Unfortunately that goal brought about Thursday's news. Did retail really change that quickly? No. Internal meeting topics back to 2013 included ideas and strategy questions that the media talks about today. Should we downsize as productivity declines? Should our stores shrink in size? Should we fulfill our internet orders from our top stores or our lower performing stores? Should we kill our print catalog and shift that money to digital ads? Should we open more stores to fuel sales growth? Will global brands like Zara and H&M continue to steal share? Is off price the new model?
In actuality, retail is quite healthy and continues to grow at a modest 2-3% each year. Retail spend isn't without it's issues as healthcare and housing expenses have grown but the customer expectations and shopping habits have changed. Pockets of healthy growth are clear in fast fashion, brands opening their own stores, off price stalwarts like TJX and the shift to online spending.
So why do retailers continue to pick the option that is in the best interest of the short term? Growth drives the world. Without growth, investors become displeased and the stock trades down. Without growth, employee morale suffers and focus is lost. Investing in digital, closing stores and shrinking stores kills growth in the short term. This is why Nordstrom is interested in going private. Wouldn't it be great to not have investors from the outside questioning your investments into the business?

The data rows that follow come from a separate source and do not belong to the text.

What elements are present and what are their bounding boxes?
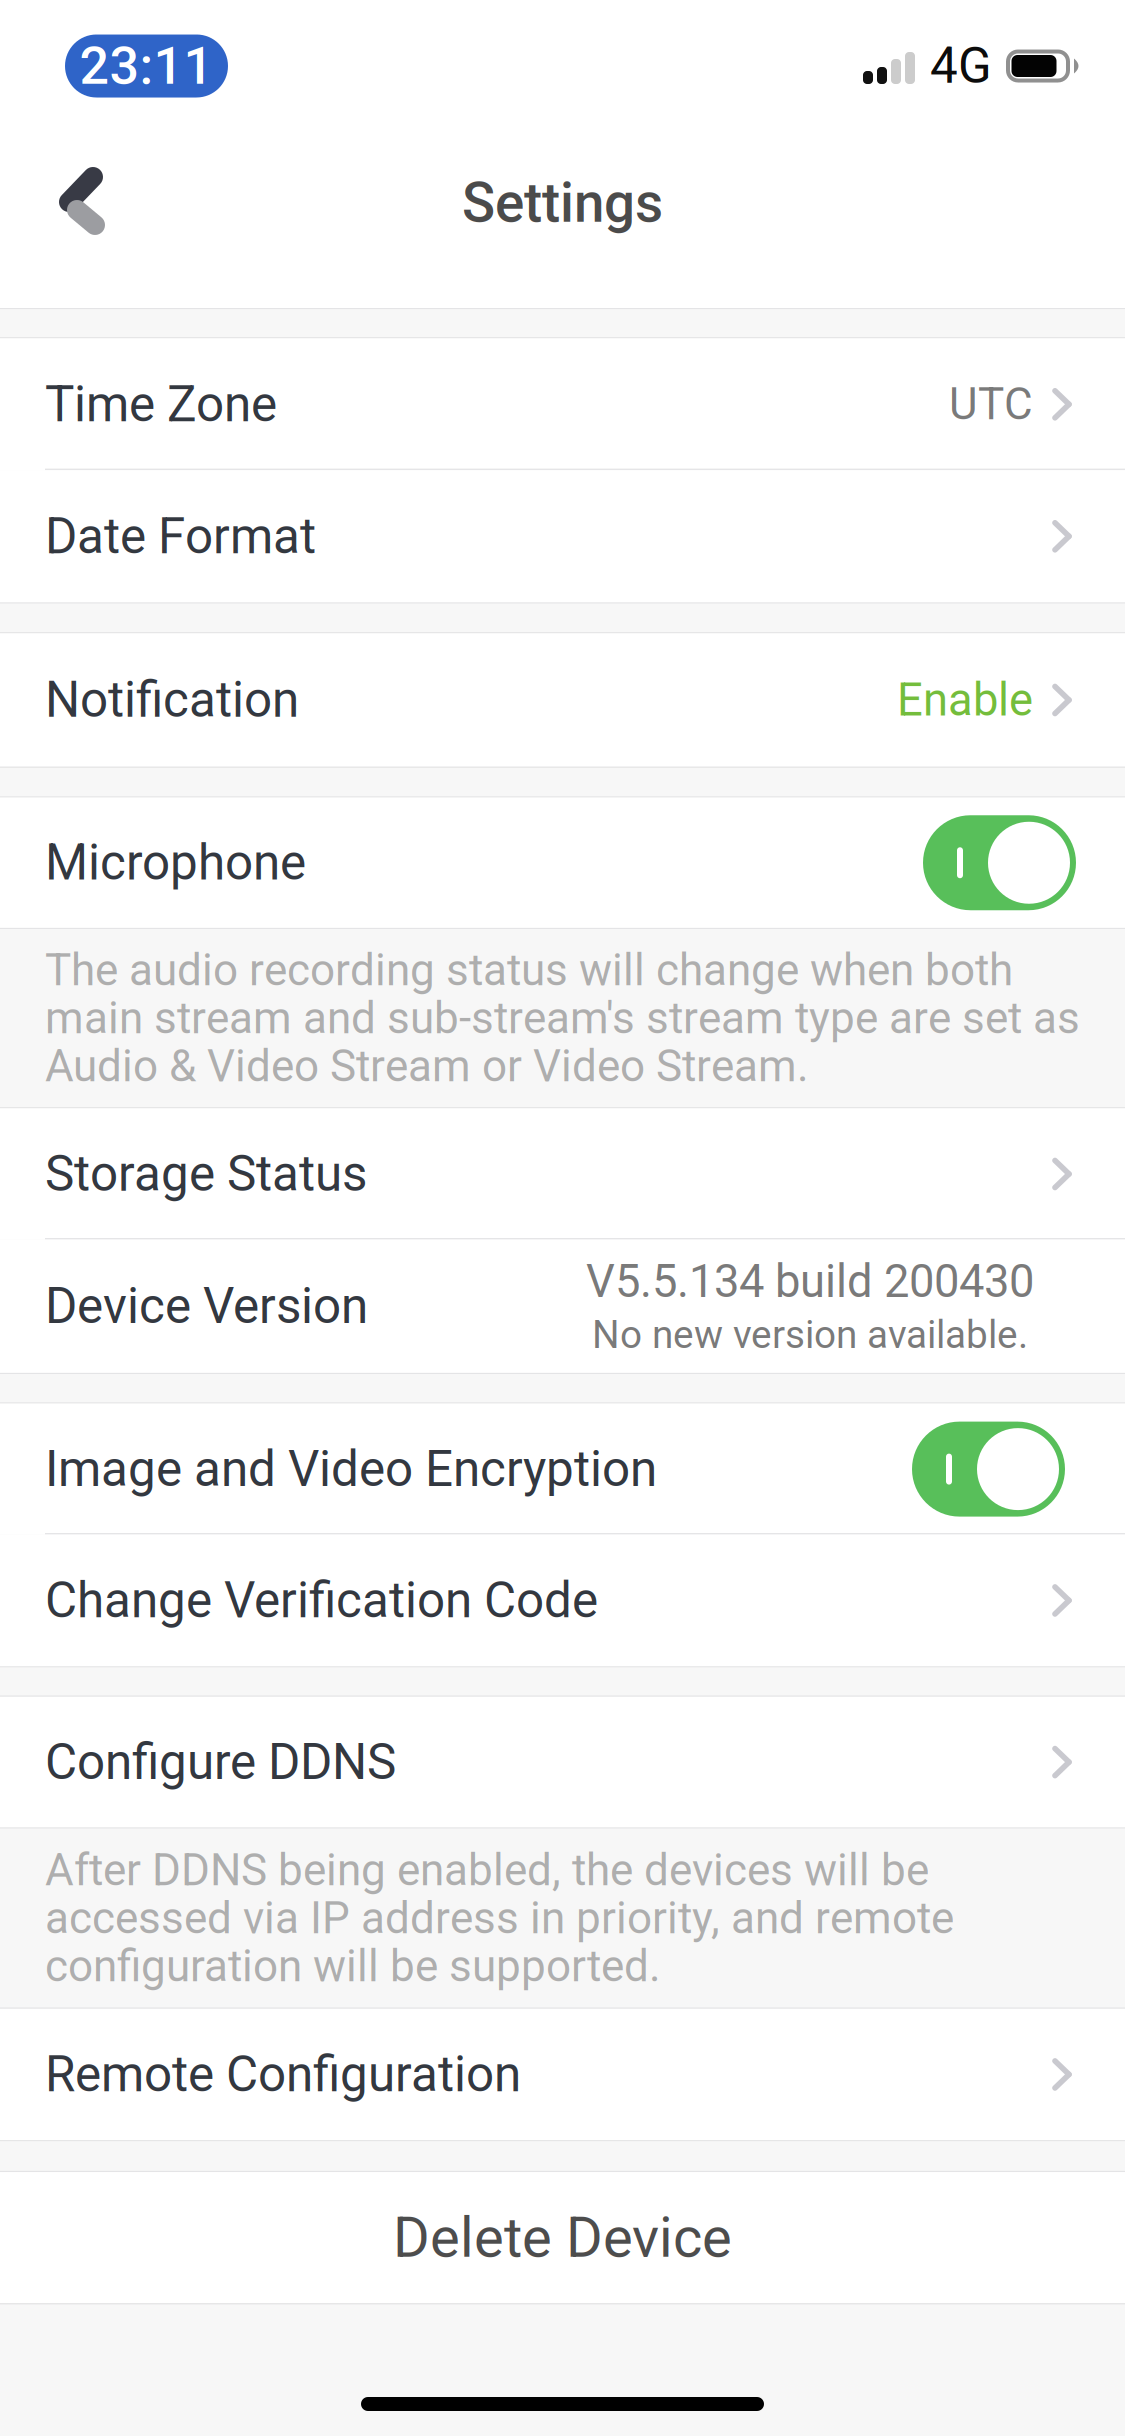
staticText: Date Format xyxy=(45,507,316,565)
button[interactable]: Back xyxy=(15,165,125,275)
staticText: V5.5.134 build 200430 xyxy=(586,1255,1034,1308)
staticText: UTC xyxy=(949,378,1033,430)
staticText: Audio & Video Stream or Video Stream. xyxy=(45,1040,809,1092)
staticText: accessed via IP address in priority, and… xyxy=(45,1892,954,1944)
staticText: Delete Device xyxy=(393,2205,732,2270)
staticText: 23:11 xyxy=(80,36,214,96)
button[interactable]: Time Zone xyxy=(0,338,1125,470)
staticText: Notification xyxy=(45,671,299,729)
button[interactable]: Storage Status xyxy=(0,1108,1125,1240)
staticText: main stream and sub-stream's stream type… xyxy=(45,992,1080,1044)
staticText: Time Zone xyxy=(45,375,277,433)
staticText: Configure DDNS xyxy=(45,1733,396,1791)
button[interactable]: Microphone xyxy=(0,798,1125,928)
staticText: Enable xyxy=(897,673,1033,726)
staticText: 4G xyxy=(930,37,992,95)
staticText: Change Verification Code xyxy=(45,1572,598,1629)
button[interactable]: Date Format xyxy=(0,470,1125,602)
staticText: Image and Video Encryption xyxy=(45,1440,657,1498)
button[interactable]: Change Verification Code xyxy=(0,1535,1125,1666)
staticText: Settings xyxy=(462,171,663,235)
staticText: After DDNS being enabled, the devices wi… xyxy=(45,1844,929,1896)
staticText: Remote Configuration xyxy=(45,2046,521,2103)
staticText: configuration will be supported. xyxy=(45,1940,661,1992)
staticText: Device Version xyxy=(45,1277,368,1335)
button[interactable]: Image and Video Encryption xyxy=(0,1404,1125,1535)
staticText: Microphone xyxy=(45,834,306,892)
button[interactable]: Configure DDNS xyxy=(0,1697,1125,1827)
staticText: No new version available. xyxy=(592,1312,1028,1358)
button[interactable]: Delete Device xyxy=(0,2172,1125,2303)
staticText: Storage Status xyxy=(45,1145,367,1203)
button[interactable]: Remote Configuration xyxy=(0,2009,1125,2140)
button[interactable]: Notification xyxy=(0,633,1125,767)
staticText: The audio recording status will change w… xyxy=(45,944,1013,996)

Legacy retail must be reminded that business is always tough and the next 5-10 years will be even tougher. Stores will continue to shrink, stores will continue to close, new entrants will continue to come knocking and shoppers will continue to shift online where less profit is made. The golden years of retail are long gone and disintermediation is here for the foreseeable future. Those legacy retailers making the difficult decisions to groom themselves for a smaller, more dynamic and leaner retail industry are the ones that will survive.